The pawn cabinet introduces a parallel condition in which objects are positioned within a system of appraisal. Value is assigned, held, and deferred rather than resolved. It contains older pieces of oud, oyster shells with small pearls deemed too unworthy to extract, and rare currency.

Elsewhere, material shifts into circulation and image. The Oud Casino establishes a system of movement without completion, while photographic works such as the oud gun and oil refinery prints extend the material into representations of industry.

The oud oil fountain introduces a state of flow, where material appears in excess and circulates beyond containment.

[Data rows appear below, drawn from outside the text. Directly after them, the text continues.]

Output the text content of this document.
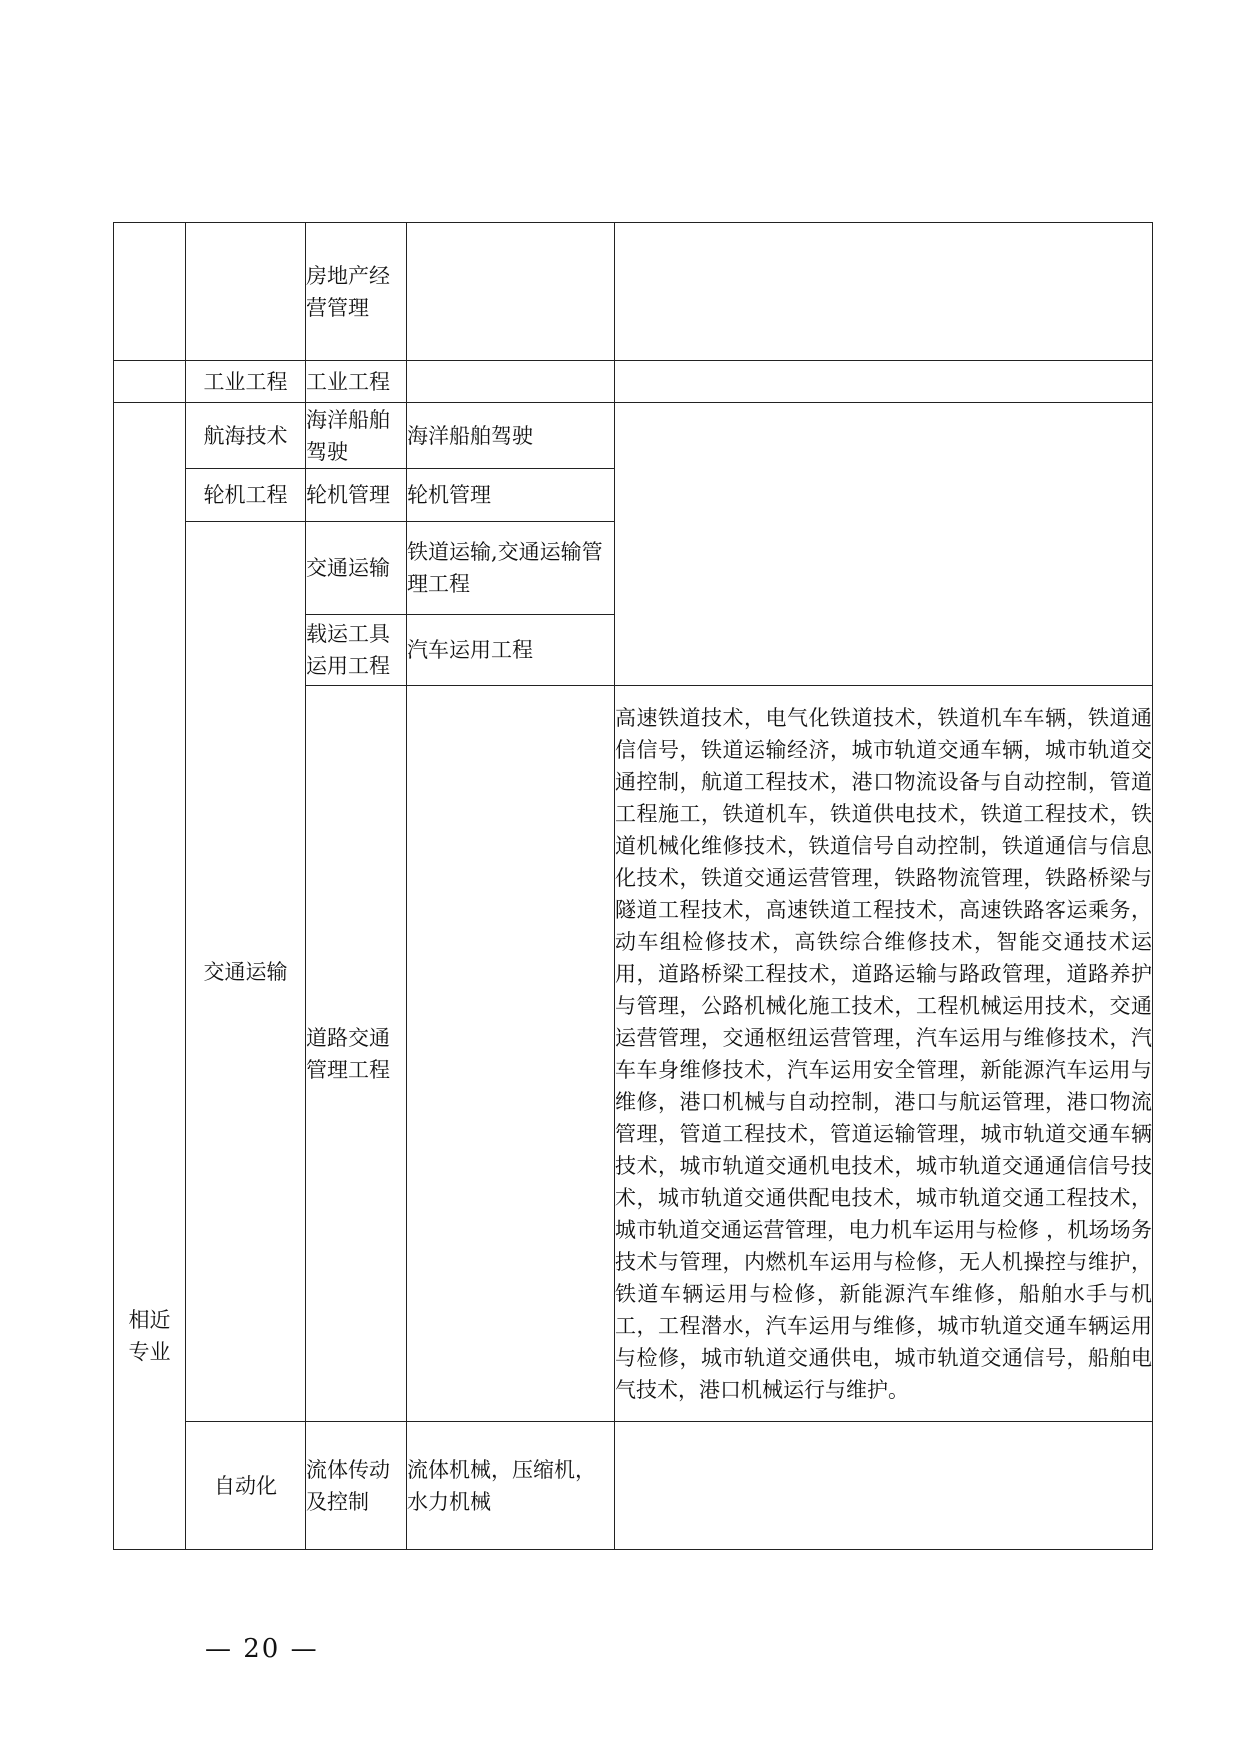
		房地产经营管理		
	工业工程	工业工程		

相近专业	航海技术	海洋船舶驾驶	海洋船舶驾驶	
	轮机工程	轮机管理	轮机管理	
	交通运输	交通运输	铁道运输,交通运输管理工程	
		载运工具运用工程	汽车运用工程	
		道路交通管理工程		高速铁道技术，电气化铁道技术，铁道机车车辆，铁道通信信号，铁道运输经济，城市轨道交通车辆，城市轨道交通控制，航道工程技术，港口物流设备与自动控制，管道工程施工，铁道机车，铁道供电技术，铁道工程技术，铁道机械化维修技术，铁道信号自动控制，铁道通信与信息化技术，铁道交通运营管理，铁路物流管理，铁路桥梁与隧道工程技术，高速铁道工程技术，高速铁路客运乘务，动车组检修技术，高铁综合维修技术，智能交通技术运用，道路桥梁工程技术，道路运输与路政管理，道路养护与管理，公路机械化施工技术，工程机械运用技术，交通运营管理，交通枢纽运营管理，汽车运用与维修技术，汽车车身维修技术，汽车运用安全管理，新能源汽车运用与维修，港口机械与自动控制，港口与航运管理，港口物流管理，管道工程技术，管道运输管理，城市轨道交通车辆技术，城市轨道交通机电技术，城市轨道交通通信信号技术，城市轨道交通供配电技术，城市轨道交通工程技术，城市轨道交通运营管理，电力机车运用与检修 ，机场场务技术与管理，内燃机车运用与检修，无人机操控与维护，铁道车辆运用与检修，新能源汽车维修，船舶水手与机工，工程潜水，汽车运用与维修，城市轨道交通车辆运用与检修，城市轨道交通供电，城市轨道交通信号，船舶电气技术，港口机械运行与维护。
	自动化	流体传动及控制	流体机械，压缩机，水力机械	
— 20 —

Together, these elements operate between artefact, system, and image. Value is neither fully preserved nor fully exchanged, but remains suspended.

Spatial Sequence

The exhibition unfolds from a central atrium, around which the spatial logic of the house is organised.

Works within ASBAR

The exhibition is composed of installations, sculptural objects, and live routines that operate together within a single system.

Routines

Alongside the installations, a series of live routines activated the space daily across the exhibition’s five-day opening, sustained continuously throughout each evening.

Croupier Routine

A figure positioned within the casino, maintaining the presence of a system that cannot be played.

Nurse Routine

A figure attending to the abaya within the IV installation, caring for it as a body held in suspension.

Incense Routine

A figure maintaining the burner, periodically replenishing charcoal and sustaining the presence of smoke throughout the evenings. Charcoal was replenished at intervals, sustaining the production of smoke and marking the transition between material presence and atmospheric trace.

The house does not preserve what was. It continues to produce what remains.